La Grange Town Hall is located at 203 South Center Street, La Grange, NC 28551; phone: 252-566-3186.

Beginnings [1]

The Town of La Grange was originally named Moseley Hall for a nearby plantation. It is located in western Lenoir County, exemplifies the small railroad towns that took shape in North Carolina's coastal plain primarily during the late nineteenth and early twentieth centuries. The town developed alongside the Atlantic and North Carolina Railroad, which in 1858 linked the port of Morehead City to the town of Goldsboro (the eastern terminus of the North Carolina Railroad). La Grange thrived as a small rural market center, particularly during the late nineteenth and early twentieth centuries. The buildings that grew up around and adjacent to the railroad corridor endure as a cohesive collection of historic resources that illustrate a range of mid-nineteenth to mid-twentieth century architectural styles.
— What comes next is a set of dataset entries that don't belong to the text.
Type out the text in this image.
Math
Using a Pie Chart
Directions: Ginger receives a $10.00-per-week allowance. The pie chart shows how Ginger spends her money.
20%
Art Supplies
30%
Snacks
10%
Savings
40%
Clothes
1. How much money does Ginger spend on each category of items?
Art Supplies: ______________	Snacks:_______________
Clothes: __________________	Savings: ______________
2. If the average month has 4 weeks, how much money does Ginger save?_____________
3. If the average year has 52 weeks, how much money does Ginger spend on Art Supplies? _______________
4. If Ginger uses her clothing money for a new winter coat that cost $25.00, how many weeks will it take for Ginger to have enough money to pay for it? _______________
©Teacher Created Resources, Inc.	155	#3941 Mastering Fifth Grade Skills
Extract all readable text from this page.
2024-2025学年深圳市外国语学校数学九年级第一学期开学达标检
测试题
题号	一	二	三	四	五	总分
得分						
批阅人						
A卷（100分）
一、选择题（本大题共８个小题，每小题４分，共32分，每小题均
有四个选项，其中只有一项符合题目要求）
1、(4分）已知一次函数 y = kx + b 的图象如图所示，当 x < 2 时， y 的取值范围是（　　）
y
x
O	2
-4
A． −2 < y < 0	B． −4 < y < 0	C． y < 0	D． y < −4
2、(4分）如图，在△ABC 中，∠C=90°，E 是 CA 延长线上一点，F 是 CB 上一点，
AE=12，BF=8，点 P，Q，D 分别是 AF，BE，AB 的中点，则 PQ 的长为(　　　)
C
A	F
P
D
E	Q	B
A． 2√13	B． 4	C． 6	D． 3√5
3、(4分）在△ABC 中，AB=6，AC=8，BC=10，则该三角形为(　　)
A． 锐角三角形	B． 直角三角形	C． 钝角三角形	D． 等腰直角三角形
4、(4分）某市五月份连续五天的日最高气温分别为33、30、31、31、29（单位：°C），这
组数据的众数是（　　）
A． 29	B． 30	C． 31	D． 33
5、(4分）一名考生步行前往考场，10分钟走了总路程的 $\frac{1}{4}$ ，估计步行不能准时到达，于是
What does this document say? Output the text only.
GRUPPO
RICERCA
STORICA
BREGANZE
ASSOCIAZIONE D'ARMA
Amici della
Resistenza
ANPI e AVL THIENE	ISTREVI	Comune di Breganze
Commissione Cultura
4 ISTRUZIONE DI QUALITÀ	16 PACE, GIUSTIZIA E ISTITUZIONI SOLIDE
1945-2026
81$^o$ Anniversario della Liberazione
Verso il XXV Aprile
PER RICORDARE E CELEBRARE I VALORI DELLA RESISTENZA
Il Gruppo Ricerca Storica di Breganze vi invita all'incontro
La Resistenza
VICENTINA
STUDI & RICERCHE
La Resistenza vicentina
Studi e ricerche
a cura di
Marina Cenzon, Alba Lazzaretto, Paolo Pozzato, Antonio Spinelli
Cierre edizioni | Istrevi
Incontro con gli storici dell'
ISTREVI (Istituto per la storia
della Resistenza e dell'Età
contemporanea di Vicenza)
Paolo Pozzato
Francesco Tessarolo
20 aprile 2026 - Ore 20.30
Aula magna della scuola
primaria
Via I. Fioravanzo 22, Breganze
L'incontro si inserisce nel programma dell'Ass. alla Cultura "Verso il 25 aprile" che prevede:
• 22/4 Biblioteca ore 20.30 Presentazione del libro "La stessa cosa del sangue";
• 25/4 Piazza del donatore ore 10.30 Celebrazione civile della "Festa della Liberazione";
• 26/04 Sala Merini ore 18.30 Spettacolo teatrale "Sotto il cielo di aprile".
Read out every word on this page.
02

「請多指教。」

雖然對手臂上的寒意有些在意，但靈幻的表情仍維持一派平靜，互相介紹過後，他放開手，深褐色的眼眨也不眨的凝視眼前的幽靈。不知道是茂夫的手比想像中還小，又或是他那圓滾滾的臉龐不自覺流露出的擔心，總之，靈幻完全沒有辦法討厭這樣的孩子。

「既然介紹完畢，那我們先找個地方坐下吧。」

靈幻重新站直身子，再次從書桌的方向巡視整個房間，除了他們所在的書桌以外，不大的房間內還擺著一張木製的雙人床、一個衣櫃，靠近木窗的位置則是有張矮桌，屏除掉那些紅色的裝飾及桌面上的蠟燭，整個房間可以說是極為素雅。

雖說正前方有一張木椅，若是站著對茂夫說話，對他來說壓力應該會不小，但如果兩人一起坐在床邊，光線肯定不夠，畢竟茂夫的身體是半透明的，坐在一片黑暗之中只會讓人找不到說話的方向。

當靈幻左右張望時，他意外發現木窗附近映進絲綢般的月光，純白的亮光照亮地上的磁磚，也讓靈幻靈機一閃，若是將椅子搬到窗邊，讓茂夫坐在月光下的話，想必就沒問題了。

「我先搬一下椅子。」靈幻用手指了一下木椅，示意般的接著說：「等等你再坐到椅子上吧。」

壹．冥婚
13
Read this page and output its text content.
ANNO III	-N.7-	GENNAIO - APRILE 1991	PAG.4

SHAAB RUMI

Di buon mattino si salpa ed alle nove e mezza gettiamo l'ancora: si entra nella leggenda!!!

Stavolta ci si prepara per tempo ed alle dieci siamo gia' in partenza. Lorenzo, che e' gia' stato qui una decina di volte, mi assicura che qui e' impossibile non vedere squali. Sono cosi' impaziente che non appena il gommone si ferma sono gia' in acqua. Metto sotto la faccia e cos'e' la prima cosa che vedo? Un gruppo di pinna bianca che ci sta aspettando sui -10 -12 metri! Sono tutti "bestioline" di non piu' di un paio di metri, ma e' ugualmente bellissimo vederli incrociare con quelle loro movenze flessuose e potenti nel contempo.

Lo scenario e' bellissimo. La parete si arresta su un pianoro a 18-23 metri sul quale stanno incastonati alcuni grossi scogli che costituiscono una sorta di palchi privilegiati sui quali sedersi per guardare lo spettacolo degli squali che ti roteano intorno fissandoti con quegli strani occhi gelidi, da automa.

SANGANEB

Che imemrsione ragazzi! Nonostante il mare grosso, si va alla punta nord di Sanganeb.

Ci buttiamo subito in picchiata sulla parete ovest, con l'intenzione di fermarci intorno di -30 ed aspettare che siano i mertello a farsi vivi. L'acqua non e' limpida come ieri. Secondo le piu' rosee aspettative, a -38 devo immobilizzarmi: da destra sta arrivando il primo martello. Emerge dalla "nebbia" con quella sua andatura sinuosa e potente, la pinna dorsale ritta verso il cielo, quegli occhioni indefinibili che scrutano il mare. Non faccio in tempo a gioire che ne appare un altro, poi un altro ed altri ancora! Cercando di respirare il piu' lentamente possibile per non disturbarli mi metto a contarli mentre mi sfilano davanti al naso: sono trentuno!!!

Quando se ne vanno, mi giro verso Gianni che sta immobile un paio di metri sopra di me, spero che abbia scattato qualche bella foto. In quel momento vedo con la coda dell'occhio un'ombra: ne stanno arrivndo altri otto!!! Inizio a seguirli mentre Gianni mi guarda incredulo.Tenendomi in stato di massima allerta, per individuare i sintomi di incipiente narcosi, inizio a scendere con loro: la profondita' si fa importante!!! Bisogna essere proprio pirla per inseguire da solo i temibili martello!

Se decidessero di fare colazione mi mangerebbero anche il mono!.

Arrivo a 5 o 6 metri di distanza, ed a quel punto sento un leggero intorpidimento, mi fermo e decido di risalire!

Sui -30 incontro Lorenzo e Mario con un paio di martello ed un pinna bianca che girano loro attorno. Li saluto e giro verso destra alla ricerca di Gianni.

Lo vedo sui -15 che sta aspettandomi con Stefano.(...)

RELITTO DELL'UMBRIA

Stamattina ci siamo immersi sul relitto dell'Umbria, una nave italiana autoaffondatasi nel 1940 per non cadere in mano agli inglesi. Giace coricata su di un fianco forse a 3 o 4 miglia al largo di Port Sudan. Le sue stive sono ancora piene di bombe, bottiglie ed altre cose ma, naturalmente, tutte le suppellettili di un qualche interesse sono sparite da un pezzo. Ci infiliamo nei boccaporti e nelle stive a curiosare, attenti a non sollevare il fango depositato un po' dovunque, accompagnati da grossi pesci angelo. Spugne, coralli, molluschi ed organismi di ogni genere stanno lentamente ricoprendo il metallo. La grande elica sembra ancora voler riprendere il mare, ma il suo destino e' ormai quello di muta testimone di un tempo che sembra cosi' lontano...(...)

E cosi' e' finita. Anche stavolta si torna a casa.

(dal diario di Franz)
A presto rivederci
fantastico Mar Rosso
The town was incorporated in 1869 and named La Grange for the Parisian estate of the Revolutionary War hero LaFayette.

The railroad connections opened distant markets for the agricultural products of the area, thereby boosting both the cash-crop economy and LaGrange's role as a market center and shipping point. Cotton was the main cash crop in Lenoir County in the mid-nineteenth century, but as prices dropped steadily throughout the 1870s and 1880s, profits declined. When brightleaf tobacco cultivation began in earnest in 1895, it quickly supplanted cotton as the economic mainstay.

  1. Frances P. Alexander, Richard L. Mattson and Mary Beth Gatza, Mattson, Alexander & Associates, La Grange Historic District, Lenoir County, N.C., nomination document, 1999, National Park Service, National Register of Historic Places, Washington, D.C.